Por tercera vez en la noche, Kratos visualizó los nueve números y cargó contra la estatua aferrando la pica y gritando
¡Allawé!
La punta impactó bajo la cintura de Anfiún y arrancó chispas de su superficie metálica. Kratos notó que el hombro derecho, el mismo que lo había atormentado tanto tiempo, se salía de su articulación y al momento volvía a encajar con un doloroso chasquido. La lanza se le escurrió de las manos y él cayó de rodillas al suelo, ridículo, pequeño, al alcance de los enormes pies y puños de la estatua.
—¡¡¡ALLAWÉ!!!
El grito de ira brotó de cientos, miles de gargantas.
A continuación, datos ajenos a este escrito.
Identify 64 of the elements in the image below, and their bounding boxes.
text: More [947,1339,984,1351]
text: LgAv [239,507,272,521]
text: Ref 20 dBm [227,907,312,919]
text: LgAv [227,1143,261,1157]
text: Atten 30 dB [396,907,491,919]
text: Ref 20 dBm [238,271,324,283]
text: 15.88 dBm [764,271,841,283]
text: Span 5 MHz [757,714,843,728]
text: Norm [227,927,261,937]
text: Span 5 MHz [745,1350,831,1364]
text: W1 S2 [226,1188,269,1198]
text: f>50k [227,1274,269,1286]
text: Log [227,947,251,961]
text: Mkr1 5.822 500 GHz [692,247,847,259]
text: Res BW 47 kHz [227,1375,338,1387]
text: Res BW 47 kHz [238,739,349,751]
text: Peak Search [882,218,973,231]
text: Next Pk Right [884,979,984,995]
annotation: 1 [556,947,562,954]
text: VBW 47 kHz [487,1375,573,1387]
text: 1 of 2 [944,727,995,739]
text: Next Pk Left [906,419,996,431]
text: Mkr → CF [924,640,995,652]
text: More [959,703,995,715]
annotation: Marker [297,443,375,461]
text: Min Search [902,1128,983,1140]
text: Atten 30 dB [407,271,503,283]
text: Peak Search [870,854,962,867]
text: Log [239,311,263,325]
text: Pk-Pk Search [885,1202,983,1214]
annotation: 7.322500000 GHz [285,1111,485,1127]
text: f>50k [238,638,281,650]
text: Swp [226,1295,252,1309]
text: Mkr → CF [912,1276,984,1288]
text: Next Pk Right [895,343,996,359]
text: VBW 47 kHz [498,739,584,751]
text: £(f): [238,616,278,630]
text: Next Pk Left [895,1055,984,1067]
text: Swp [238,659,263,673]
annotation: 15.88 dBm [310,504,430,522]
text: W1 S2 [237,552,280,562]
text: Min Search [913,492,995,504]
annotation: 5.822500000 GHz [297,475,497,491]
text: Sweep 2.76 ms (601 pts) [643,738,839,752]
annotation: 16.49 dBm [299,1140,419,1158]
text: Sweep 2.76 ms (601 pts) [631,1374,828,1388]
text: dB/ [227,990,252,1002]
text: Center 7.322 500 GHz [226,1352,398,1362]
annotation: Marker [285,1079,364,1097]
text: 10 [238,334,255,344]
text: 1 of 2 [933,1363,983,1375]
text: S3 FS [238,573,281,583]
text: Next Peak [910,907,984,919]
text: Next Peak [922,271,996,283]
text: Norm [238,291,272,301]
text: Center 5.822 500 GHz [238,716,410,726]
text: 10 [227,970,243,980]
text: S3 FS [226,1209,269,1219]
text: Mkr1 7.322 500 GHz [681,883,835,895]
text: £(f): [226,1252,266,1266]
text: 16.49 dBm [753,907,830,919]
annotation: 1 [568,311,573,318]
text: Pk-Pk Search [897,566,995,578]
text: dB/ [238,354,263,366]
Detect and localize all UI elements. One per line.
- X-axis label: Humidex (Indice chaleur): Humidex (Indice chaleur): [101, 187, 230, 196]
Kratos alzó la mirada y vio una empalizada de picas proyectándose sobre su cabeza y chocando contra el cuerpo del dios-monstruo. Las puntas rechinaron, resbalaron, las astas ya rotas se partieron otra vez. Pero había tantas lanzas que juntas formaron un grueso haz de madera y de hierro, y por debajo de ellas aparecieron Invictos con espadas, puñales o las manos desnudas, y corrieron hacia las piernas de la estatua y, clavando los pies en el empedrado, aplicaron los hombros y empujaron entre gruñidos y gritos de ánimo.